What would she do? What could she do? Safira wasn’t sure she wanted to take up the Tutelum Comitatus offer. It seemed like too much, too soon. Perhaps she would wait a few days. She could rest and relax, hide away from the world without worrying about food or scavenging. It might be nice to...

As she fell asleep, the hand holding up the power core slipped and fell to her chest, bringing the core to rest above almost the exact spot in the sternum that she’d found it on the pilot. This core, however, was not a power core, despite Tanque’s limited ability to recognize an Old Imperium power core. It began to glow slightly, drawing energy in from a source that almost no living soul would fathom, and it began to scan.

The DNA of the woman it scanned had drifted pretty far from the core’s requirements, but it was close. There was sufficient amounts of homo supera DNA for her to be considered supran instead of human. She was badly malnourished, but had plenty of nutrients from recent meals to be a decent start. After concluding its analysis, the core melted into the woman’s skin. Still asleep, the woman didn’t even notice as the core replaced a piece of her sternum with itself and got to work.

Across the city, deep in Rager territory, a man who stood over two and a half meters tall sat in a room full of Rager thugs. All of them were drinking and smoking, a nightly party that only the most favored Ragers were allowed to attend. The man was larger than Tanque had been, and far more muscular. He worked out regularly, and despite appearances at the party, actually did not drink nearly as much as his men thought.

As the party really started to hit its groove, the door to the room slammed open.

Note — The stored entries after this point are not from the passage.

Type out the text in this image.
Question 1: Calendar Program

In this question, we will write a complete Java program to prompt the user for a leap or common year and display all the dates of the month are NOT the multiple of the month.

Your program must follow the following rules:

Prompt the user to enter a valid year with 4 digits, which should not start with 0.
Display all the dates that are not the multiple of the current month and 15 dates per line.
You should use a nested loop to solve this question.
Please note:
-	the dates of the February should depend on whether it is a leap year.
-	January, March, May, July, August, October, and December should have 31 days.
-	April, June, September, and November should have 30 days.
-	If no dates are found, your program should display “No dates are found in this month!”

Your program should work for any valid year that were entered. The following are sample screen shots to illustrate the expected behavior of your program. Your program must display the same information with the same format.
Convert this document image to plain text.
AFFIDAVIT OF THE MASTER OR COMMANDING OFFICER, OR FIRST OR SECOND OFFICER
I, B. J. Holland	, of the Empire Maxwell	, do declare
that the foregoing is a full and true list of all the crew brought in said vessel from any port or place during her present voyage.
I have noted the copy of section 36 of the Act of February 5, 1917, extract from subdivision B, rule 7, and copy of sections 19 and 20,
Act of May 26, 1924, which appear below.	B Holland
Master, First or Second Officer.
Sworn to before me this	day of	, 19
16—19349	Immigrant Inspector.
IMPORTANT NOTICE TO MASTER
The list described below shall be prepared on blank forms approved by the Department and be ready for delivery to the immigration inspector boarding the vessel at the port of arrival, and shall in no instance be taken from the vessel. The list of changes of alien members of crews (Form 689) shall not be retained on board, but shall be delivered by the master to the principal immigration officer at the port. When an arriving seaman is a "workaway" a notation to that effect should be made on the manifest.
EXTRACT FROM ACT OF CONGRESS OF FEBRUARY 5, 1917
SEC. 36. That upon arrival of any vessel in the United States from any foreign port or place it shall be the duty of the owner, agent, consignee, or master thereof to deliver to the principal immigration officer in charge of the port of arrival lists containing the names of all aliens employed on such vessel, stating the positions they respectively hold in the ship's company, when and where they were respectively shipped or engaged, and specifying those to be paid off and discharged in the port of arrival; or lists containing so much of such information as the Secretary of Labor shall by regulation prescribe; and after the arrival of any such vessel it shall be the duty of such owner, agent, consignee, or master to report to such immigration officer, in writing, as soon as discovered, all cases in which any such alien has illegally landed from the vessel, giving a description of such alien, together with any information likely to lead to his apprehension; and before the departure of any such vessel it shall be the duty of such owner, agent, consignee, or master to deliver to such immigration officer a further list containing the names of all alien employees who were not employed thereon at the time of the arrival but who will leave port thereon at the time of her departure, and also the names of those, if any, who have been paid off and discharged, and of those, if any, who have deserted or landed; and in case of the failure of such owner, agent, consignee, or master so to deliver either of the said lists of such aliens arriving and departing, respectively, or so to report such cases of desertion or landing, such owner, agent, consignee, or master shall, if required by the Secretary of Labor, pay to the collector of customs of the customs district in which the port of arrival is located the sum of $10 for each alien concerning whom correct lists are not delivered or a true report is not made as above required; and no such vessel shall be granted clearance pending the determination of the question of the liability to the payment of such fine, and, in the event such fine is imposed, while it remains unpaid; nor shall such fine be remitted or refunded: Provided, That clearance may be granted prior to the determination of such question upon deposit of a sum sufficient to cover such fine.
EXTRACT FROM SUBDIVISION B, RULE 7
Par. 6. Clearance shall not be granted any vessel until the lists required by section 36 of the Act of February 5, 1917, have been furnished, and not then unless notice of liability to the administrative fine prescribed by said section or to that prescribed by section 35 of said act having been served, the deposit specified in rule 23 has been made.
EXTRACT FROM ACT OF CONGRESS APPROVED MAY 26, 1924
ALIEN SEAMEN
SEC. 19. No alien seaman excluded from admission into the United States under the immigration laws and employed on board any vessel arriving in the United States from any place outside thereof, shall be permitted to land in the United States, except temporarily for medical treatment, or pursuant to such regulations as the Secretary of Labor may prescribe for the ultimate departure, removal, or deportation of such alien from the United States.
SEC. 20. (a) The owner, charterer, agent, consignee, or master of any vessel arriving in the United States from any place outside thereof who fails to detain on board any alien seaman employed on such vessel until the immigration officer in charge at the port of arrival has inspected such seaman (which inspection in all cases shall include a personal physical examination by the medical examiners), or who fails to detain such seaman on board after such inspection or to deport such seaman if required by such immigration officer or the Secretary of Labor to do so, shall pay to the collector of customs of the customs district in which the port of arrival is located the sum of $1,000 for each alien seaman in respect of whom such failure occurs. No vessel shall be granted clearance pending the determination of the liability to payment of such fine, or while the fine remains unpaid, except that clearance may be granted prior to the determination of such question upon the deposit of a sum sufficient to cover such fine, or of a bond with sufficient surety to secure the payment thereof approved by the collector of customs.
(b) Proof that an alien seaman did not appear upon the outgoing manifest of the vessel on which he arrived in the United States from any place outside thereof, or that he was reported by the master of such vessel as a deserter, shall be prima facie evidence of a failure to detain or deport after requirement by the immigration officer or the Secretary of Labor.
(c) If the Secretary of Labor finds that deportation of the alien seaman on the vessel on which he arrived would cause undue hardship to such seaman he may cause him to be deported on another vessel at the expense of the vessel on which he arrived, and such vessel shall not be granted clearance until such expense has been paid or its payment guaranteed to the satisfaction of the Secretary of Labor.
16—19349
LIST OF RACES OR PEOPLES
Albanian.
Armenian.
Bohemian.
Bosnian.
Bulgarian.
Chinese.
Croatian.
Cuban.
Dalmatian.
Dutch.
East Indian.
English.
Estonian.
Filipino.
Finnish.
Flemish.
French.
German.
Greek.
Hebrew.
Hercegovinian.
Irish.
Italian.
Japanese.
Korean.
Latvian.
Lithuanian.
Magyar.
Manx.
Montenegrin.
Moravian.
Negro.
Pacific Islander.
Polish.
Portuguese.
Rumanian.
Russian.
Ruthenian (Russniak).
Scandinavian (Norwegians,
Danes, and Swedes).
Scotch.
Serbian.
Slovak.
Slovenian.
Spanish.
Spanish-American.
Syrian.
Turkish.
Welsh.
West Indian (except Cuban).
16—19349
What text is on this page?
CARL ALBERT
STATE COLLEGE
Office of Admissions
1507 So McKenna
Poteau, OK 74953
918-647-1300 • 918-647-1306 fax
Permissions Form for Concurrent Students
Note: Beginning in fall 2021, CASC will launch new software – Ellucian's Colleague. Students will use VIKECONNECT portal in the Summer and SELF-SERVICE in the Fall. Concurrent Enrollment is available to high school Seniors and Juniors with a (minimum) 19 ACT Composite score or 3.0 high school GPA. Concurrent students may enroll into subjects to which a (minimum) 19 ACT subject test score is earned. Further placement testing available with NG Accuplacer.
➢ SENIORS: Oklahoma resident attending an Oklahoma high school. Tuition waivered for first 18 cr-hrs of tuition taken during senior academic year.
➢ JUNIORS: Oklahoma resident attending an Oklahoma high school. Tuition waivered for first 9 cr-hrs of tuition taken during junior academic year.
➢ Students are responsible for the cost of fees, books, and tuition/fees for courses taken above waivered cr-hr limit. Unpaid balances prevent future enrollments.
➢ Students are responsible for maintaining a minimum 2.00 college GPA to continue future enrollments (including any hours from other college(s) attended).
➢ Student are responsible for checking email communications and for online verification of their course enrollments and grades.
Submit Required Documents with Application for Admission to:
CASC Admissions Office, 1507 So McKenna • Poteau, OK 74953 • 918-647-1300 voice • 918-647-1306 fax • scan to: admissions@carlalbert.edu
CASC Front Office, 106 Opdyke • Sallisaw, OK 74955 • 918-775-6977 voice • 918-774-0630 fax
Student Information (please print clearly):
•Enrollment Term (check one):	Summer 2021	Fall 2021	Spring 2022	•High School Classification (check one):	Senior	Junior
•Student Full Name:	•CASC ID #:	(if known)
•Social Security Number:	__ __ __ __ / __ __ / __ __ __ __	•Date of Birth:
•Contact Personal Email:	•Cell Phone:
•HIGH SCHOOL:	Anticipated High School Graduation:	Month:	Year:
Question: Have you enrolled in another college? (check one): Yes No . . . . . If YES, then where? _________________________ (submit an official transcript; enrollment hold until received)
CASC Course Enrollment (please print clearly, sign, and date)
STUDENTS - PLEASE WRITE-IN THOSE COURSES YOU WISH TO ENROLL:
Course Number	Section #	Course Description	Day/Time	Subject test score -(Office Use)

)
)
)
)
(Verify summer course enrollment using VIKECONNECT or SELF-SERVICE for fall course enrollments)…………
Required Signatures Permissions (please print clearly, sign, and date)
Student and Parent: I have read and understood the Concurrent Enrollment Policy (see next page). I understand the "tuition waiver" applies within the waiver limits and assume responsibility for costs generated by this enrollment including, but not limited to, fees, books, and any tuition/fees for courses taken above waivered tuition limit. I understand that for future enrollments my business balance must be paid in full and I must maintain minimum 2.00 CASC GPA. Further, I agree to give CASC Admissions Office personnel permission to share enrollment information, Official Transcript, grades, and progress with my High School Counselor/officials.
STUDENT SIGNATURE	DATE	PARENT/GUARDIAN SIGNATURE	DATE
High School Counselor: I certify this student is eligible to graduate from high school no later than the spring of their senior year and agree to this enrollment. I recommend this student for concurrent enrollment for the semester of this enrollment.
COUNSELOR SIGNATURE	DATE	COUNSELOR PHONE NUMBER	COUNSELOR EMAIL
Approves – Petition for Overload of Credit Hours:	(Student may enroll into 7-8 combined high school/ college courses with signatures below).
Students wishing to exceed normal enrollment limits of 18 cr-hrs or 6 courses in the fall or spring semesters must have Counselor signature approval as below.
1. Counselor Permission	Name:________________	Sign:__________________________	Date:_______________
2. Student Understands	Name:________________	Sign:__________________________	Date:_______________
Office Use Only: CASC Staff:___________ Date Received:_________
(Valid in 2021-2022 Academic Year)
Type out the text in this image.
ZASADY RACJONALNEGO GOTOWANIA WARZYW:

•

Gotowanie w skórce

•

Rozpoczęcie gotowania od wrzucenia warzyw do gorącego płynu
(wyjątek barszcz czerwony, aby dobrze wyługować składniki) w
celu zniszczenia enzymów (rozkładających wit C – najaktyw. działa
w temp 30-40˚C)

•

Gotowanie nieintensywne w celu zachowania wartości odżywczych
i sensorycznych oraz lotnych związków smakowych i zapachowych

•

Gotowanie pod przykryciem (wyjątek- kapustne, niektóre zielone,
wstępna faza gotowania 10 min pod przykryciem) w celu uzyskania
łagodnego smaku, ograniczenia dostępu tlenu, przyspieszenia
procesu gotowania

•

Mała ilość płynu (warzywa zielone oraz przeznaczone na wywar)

A man with a belt cinched around his thigh and the gritty, cut up look of someone who had roughed it in the desert staggered in.

“Jonatas?” said the man. “What happened to you? Where is my brother?”

“Celio is dead, Severino,” said the man. “I’m sorry, Boss.”

Severino, the leader of the Ragers, the most feared gang in Bela Vista, grabbed the injured man by the shoulder. “You will tell me who did this, Jonatas.”

“There was the independent guy, the big one, Tanque,” he said. “He shot the others, and shot me.”

“So he killed Celio?”

“No, what I mean is, he was there. But it was his little bitch who stabbed Celio.”

“What’s her name?” said Severino, his voice dangerously low.

“Sera, Serena, no. No, it was Safira. I heard Tanque shout it,” said Jonatas.

“You certain?”

“Yeah, man, I’m sure.”

“Good,” said Severino. He turned to look at the room full of thugs. All of them were quiet, the music stopped and drinks unfinished. “You heard the man. Find them. Find them both.”